Whilst this may have only affected a hundred or so people — the exact numbers are unknown — it does make me wonder what in is store for those of us so keen to stay. We will certainly get our fair share of state surveillance: our landlords, employers, and banks in the UK will be required to check our right to stay in the country every year. The sense that all of this could have been avoided — either through prevention of Brexit, or through my studying of French instead — is a sobering one to come to terms with.
This brings me closer to my real problem, which is not located in the realm of practicalities, but that of affect. I have long considered myself a committed Anglophile. I have watched Dunkirk so many times that I get all misty-eyed when the White Cliffs of Dover come up unexpectedly as my Microsoft screensaver. I have faithfully studied Old English, Middle English, Modern English. And yet England does not want my philia. I’m forced to choose my side of the Channel, but all I want is to admire without surrendering my independence.
Anglophilia as a phenomenon is psychologically real but academically and politically neglected. As a nation-specific affection rather than a form of nationalism, it does not fit into common frameworks of thinking about attitudes towards “the nation”. It also complicates a conservative discourse that imagines migrants as entirely selfish job-stealers who would settle anywhere. Indeed, what most patriotic Brexiteers seem to have failed to realise is that many migrants in the UK are here not just for study and work, but because they are genuinely fond of the country.

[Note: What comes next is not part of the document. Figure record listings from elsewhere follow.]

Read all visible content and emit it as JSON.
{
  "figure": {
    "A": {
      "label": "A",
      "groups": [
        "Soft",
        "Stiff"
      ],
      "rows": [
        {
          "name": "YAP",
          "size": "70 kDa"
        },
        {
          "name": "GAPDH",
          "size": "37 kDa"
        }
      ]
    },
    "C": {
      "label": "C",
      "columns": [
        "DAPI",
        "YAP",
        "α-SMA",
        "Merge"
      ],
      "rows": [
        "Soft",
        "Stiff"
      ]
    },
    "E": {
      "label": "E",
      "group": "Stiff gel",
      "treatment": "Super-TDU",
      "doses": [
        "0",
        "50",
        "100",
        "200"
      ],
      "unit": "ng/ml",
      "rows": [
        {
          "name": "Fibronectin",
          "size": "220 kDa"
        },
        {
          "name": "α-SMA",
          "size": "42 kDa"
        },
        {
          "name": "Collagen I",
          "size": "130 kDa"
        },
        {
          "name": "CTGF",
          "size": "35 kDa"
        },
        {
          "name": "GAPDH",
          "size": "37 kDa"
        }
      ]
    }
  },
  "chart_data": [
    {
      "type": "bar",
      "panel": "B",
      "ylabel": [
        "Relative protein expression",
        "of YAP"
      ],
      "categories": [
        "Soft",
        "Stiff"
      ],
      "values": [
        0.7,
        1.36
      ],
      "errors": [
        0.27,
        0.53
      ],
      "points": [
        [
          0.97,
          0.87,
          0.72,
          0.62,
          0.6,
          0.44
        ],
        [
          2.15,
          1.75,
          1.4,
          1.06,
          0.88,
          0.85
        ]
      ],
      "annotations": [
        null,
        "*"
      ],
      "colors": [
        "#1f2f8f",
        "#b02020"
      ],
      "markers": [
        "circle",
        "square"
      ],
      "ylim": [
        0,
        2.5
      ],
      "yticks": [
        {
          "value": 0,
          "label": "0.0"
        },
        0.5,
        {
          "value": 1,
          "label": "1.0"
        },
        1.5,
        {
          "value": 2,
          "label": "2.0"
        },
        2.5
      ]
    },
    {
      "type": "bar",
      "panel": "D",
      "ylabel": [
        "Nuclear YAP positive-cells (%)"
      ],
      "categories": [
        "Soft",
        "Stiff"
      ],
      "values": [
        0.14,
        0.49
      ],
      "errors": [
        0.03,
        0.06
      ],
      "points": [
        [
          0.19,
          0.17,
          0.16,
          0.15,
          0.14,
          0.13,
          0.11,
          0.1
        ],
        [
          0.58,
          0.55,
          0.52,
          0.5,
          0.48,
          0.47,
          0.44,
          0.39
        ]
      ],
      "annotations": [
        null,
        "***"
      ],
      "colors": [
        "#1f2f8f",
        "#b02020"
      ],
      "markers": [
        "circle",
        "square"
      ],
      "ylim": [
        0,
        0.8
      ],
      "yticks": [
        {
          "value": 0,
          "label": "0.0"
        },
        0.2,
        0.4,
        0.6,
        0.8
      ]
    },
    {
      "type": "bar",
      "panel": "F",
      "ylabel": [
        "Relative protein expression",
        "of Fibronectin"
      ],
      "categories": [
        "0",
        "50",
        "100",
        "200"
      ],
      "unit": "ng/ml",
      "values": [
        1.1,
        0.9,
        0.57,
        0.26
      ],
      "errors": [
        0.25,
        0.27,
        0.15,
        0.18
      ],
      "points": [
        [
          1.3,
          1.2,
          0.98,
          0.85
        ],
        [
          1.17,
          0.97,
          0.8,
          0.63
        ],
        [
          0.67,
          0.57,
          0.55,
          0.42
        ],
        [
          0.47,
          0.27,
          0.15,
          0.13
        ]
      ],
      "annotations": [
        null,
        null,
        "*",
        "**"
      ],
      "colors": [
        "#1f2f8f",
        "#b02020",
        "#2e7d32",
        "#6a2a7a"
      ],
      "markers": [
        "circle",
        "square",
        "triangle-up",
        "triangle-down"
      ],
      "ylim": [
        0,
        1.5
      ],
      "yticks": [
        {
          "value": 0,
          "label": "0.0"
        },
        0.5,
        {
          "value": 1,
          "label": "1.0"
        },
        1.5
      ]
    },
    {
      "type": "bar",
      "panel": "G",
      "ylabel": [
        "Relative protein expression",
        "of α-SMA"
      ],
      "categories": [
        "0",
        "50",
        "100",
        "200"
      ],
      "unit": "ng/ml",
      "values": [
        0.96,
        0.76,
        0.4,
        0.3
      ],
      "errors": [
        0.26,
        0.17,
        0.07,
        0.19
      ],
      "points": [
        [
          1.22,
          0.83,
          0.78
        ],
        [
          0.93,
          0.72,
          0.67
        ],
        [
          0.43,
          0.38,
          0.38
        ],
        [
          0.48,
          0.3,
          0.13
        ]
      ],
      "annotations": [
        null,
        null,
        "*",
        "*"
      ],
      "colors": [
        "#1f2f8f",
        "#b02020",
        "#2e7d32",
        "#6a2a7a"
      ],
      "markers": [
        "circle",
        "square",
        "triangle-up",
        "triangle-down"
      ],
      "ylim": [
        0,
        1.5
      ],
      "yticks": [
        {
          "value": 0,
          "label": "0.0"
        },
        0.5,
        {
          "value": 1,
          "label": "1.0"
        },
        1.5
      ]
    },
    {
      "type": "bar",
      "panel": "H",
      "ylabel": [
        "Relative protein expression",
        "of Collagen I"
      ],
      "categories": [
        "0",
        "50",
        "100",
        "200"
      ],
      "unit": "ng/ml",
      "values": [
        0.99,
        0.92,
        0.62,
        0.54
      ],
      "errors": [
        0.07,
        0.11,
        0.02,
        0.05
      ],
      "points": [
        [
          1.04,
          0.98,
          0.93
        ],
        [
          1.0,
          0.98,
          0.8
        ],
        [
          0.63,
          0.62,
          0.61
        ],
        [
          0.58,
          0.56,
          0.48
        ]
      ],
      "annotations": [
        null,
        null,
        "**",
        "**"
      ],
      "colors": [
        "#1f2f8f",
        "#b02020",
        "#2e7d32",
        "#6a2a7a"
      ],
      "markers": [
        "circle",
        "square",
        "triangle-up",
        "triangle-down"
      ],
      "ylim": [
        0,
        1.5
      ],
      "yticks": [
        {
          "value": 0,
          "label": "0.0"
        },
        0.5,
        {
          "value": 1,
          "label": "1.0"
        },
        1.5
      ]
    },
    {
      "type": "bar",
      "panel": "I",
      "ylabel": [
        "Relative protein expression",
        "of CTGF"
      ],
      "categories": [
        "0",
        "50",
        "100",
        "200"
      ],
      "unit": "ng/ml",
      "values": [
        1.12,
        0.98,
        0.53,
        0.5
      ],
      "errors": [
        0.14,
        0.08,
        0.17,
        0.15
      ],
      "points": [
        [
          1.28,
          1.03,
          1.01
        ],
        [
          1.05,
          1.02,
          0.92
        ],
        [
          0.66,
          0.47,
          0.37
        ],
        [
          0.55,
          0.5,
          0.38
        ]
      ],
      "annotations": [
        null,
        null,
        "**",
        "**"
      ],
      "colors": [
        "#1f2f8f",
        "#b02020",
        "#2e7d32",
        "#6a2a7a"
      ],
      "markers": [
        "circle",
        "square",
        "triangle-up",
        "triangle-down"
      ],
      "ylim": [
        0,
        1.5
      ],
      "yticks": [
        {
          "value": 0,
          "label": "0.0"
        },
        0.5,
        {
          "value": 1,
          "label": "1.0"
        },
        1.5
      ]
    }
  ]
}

One possible reason why there are so many Anglophiles among young EU citizens is that there is no way for us to avoid learning English at school. The UK thus appears more familiar than other countries, and a door to a very deep rabbit-hole of British cultural output is opened. Recently, I have come to realise that this might be crucial to my Anglophilia — that my affection hinges on the fact that the England I know so well is one derived from books and films.
My family has no connection to the UK whatsoever but, like most German children in my generation, I was fed a consistent cultural diet of Harry Potter, The Lord of the Rings, and all 21 parts of The Famous Five. I also remember my mum, aunt, and grandma watching live coverage of every single British Royal life event on the TV. After more than two decades of exposure to such content, should I be surprised that I finally wanted to act out my wild Anglophile fantasies as an English student at Oxford? The reassurance you derive from seeing some of your cultural preconceptions confirmed is probably important to any kind of xenophilia. It’s that satisfying shock of recognition when, after watching hours of British cultural output, you watch actual Brits and see them totally live up to it. It’s like slipping into fiction: a world familiar from novels and movies, but one that you can become a part of.
One legacy of Brexit will be a class of disaffected European Anglophiles, deterred from settling in the fair Albion by bureaucratic red tape. Two German friends of mine, who had previously studied in the UK, and whose enthusiasm led one to become fluent in Welsh and the other in Gaelic, are now without any settlement whatsoever. It will be interesting to see whether their affection for the UK will last, or if the Great Disenchantment will set in.
ANNA WEBER read for an MSt in English at St Hilda’s College. She has nothing left to say.